By CRAIG KARMIN And JOSH BARBANEL
The sale of a 41st-floor penthouse at 15 Central Park West has closed for $40 million, setting a record for the highest price per square foot for a Manhattan apartment.
But the sale was only the fourth Manhattan apartment or townhouse fetching more than $30 million so far this year, showing the slow healing of the Manhattan trophy market since it was hard hit during the recession.
Sales above $10 million so far are running 15% above last year’s pace, according to review of sales records, but deals are lagging among the highest priced trophy properties—those selling for more than $30 million. Last year, there were six sales for $30 million or more, including two at 15 Central Park West. In 2008, when the market was still roaring there were 21 trophy sales in the same range, including six for more than $45 million.
This year, the highest-price deal so far was the sale of 1009 Fifth Ave., a 27-foot-wide mansion on the corner of East 82nd Street that was purchased by Carlos Slim, the Mexican billionaire, for $44 million.
Paula Del Nunzio, the broker at Brown Harris Stevens who listed the property, said that market was rising, slowly but steadily.
But she said that the sale of the mansion was something of a “lightning strike” since Mr. Slim ended up paying 10% more than the same property sold for in 2006.
The penthouse at 15 Central Park West closed on Monday, a broker said. The seller was William Lie Zeckendorf, who developed the condominium facing Central Park at West 62nd Street, with his brother, Arthur.

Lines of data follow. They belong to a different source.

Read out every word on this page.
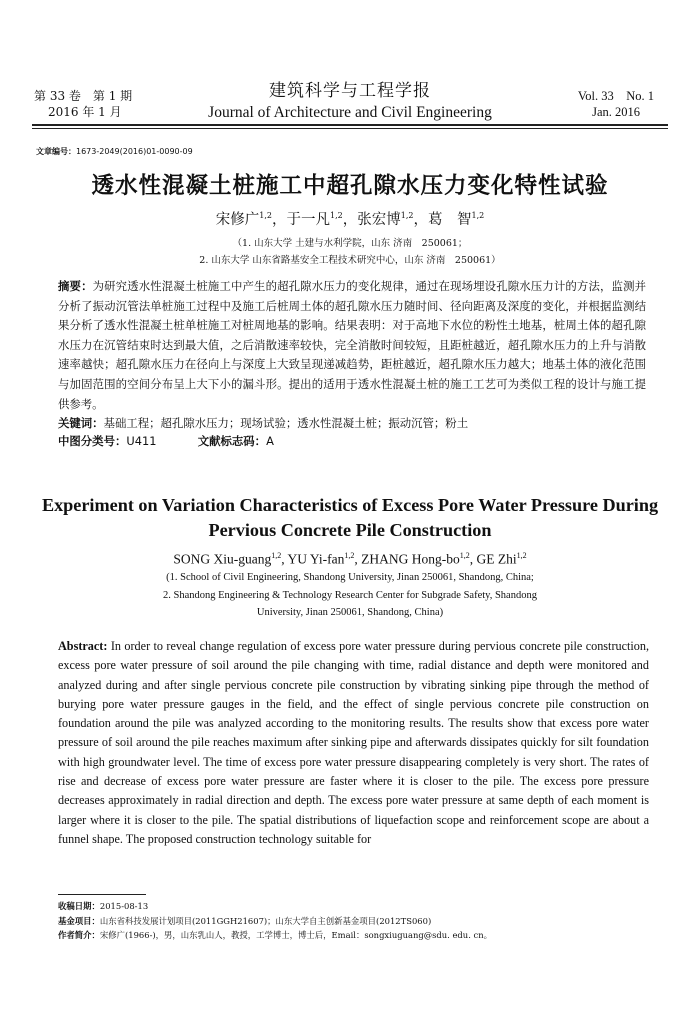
第 33 卷　第 1 期
2016 年 1 月
建筑科学与工程学报
Journal of Architecture and Civil Engineering
Vol. 33　No. 1
Jan. 2016
文章编号：1673-2049(2016)01-0090-09
透水性混凝土桩施工中超孔隙水压力变化特性试验
宋修广$^{1,2}$，于一凡$^{1,2}$，张宏博$^{1,2}$，葛　智$^{1,2}$
（1. 山东大学 土建与水利学院，山东 济南　250061；
2. 山东大学 山东省路基安全工程技术研究中心，山东 济南　250061）
摘要：为研究透水性混凝土桩施工中产生的超孔隙水压力的变化规律，通过在现场埋设孔隙水压力计的方法，监测并分析了振动沉管法单桩施工过程中及施工后桩周土体的超孔隙水压力随时间、径向距离及深度的变化，并根据监测结果分析了透水性混凝土桩单桩施工对桩周地基的影响。结果表明：对于高地下水位的粉性土地基，桩周土体的超孔隙水压力在沉管结束时达到最大值，之后消散速率较快，完全消散时间较短，且距桩越近，超孔隙水压力的上升与消散速率越快；超孔隙水压力在径向上与深度上大致呈现递减趋势，距桩越近，超孔隙水压力越大；地基土体的液化范围与加固范围的空间分布呈上大下小的漏斗形。提出的适用于透水性混凝土桩的施工工艺可为类似工程的设计与施工提供参考。
关键词：基础工程；超孔隙水压力；现场试验；透水性混凝土桩；振动沉管；粉土
中图分类号：U411	文献标志码：A
Experiment on Variation Characteristics of Excess Pore Water Pressure During Pervious Concrete Pile Construction
SONG Xiu-guang$^{1,2}$, YU Yi-fan$^{1,2}$, ZHANG Hong-bo$^{1,2}$, GE Zhi$^{1,2}$
(1. School of Civil Engineering, Shandong University, Jinan 250061, Shandong, China;
2. Shandong Engineering & Technology Research Center for Subgrade Safety, Shandong
University, Jinan 250061, Shandong, China)
Abstract: In order to reveal change regulation of excess pore water pressure during pervious concrete pile construction, excess pore water pressure of soil around the pile changing with time, radial distance and depth were monitored and analyzed during and after single pervious concrete pile construction by vibrating sinking pipe through the method of burying pore water pressure gauges in the field, and the effect of single pervious concrete pile construction on foundation around the pile was analyzed according to the monitoring results. The results show that excess pore water pressure of soil around the pile reaches maximum after sinking pipe and afterwards dissipates quickly for silt foundation with high groundwater level. The time of excess pore water pressure disappearing completely is very short. The rates of rise and decrease of excess pore water pressure are faster where it is closer to the pile. The excess pore pressure decreases approximately in radial direction and depth. The excess pore water pressure at same depth of each moment is larger where it is closer to the pile. The spatial distributions of liquefaction scope and reinforcement scope are about a funnel shape. The proposed construction technology suitable for
收稿日期：2015-08-13
基金项目：山东省科技发展计划项目(2011GGH21607)；山东大学自主创新基金项目(2012TS060)
作者简介：宋修广(1966-)，男，山东乳山人，教授，工学博士，博士后，Email：songxiuguang@sdu. edu. cn。
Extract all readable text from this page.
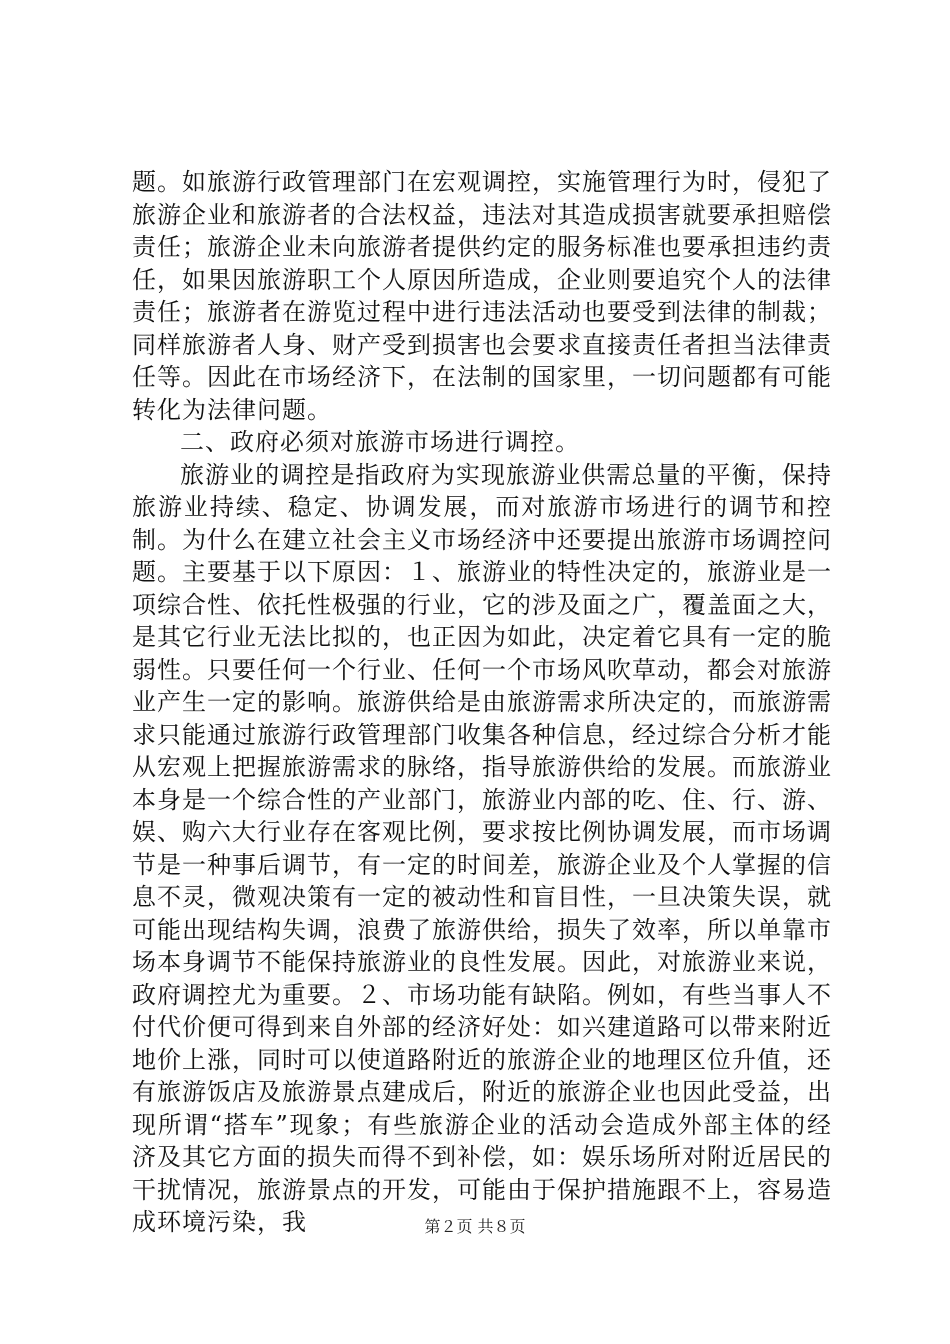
题。如旅游行政管理部门在宏观调控，实施管理行为时，侵犯了旅游企业和旅游者的合法权益，违法对其造成损害就要承担赔偿责任；旅游企业未向旅游者提供约定的服务标准也要承担违约责任，如果因旅游职工个人原因所造成，企业则要追究个人的法律责任；旅游者在游览过程中进行违法活动也要受到法律的制裁；同样旅游者人身、财产受到损害也会要求直接责任者担当法律责任等。因此在市场经济下，在法制的国家里，一切问题都有可能转化为法律问题。

二、政府必须对旅游市场进行调控。

旅游业的调控是指政府为实现旅游业供需总量的平衡，保持旅游业持续、稳定、协调发展，而对旅游市场进行的调节和控制。为什么在建立社会主义市场经济中还要提出旅游市场调控问题。主要基于以下原因：１、旅游业的特性决定的，旅游业是一项综合性、依托性极强的行业，它的涉及面之广，覆盖面之大，是其它行业无法比拟的，也正因为如此，决定着它具有一定的脆弱性。只要任何一个行业、任何一个市场风吹草动，都会对旅游业产生一定的影响。旅游供给是由旅游需求所决定的，而旅游需求只能通过旅游行政管理部门收集各种信息，经过综合分析才能从宏观上把握旅游需求的脉络，指导旅游供给的发展。而旅游业本身是一个综合性的产业部门，旅游业内部的吃、住、行、游、娱、购六大行业存在客观比例，要求按比例协调发展，而市场调节是一种事后调节，有一定的时间差，旅游企业及个人掌握的信息不灵，微观决策有一定的被动性和盲目性，一旦决策失误，就可能出现结构失调，浪费了旅游供给，损失了效率，所以单靠市场本身调节不能保持旅游业的良性发展。因此，对旅游业来说，政府调控尤为重要。２、市场功能有缺陷。例如，有些当事人不付代价便可得到来自外部的经济好处：如兴建道路可以带来附近地价上涨，同时可以使道路附近的旅游企业的地理区位升值，还有旅游饭店及旅游景点建成后，附近的旅游企业也因此受益，出现所谓“搭车”现象；有些旅游企业的活动会造成外部主体的经济及其它方面的损失而得不到补偿，如：娱乐场所对附近居民的干扰情况，旅游景点的开发，可能由于保护措施跟不上，容易造成环境污染，我	第２页 共８页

The identity of the buyer wasn’t publicly disclosed.
In absolute dollar terms, the penthouse deal, which was first reported last month, was the second highest-priced home sale in New York this year, after 1009 Fifth Ave.
But on a price-per-square-foot basis—the industry metric typically used to compare prices on apartments of different sizes—this latest transaction soars above all others.
The 41st-floor penthouse is 4,024 square feet, according to the condominium declaration. The sale price works out to $9,940 square feet, not counting a 210-square-foot terrace.
That exceeds the previous record holder: a 38th-floor apartment also at 15 Central Park West that sold in 2008 for $27 million, or about $9,486 on a price-per-square-foot basis, according to figures from Miller Samuel Inc. Mr. Zeckendorf paid $10.7 million for his apartment
The third highest sale recorded so far in 2010 was the $33.2 million foreclosure sale of a penthouse at Trump International Hotel and Tower on Columbus Circle that had been owned by Vittorio Cecchi Gori, an Italian movie mogul. He produced “Il Postino” and “Life Is Beautiful,” among numerous other films.
That was followed in this year’s rankings by the $31.5 million sale of an unfinished penthouse at Superior Ink, a condo on West 12th Street in the West Village.
It was sold by Leslie Alexander, the owner of the Houston Rockets basketball team and was the highest price paid for a downtown condominium.
Jonathan Miller, an appraiser and president of Miller Samuel, said that recent sales show that the huge run-up in prices in the luxury market in 2007 and 2008 was “an anomaly.”
Prices for properties costing $10 million or more are now returning to levels seen in earlier years, adjusted for inflation, he said.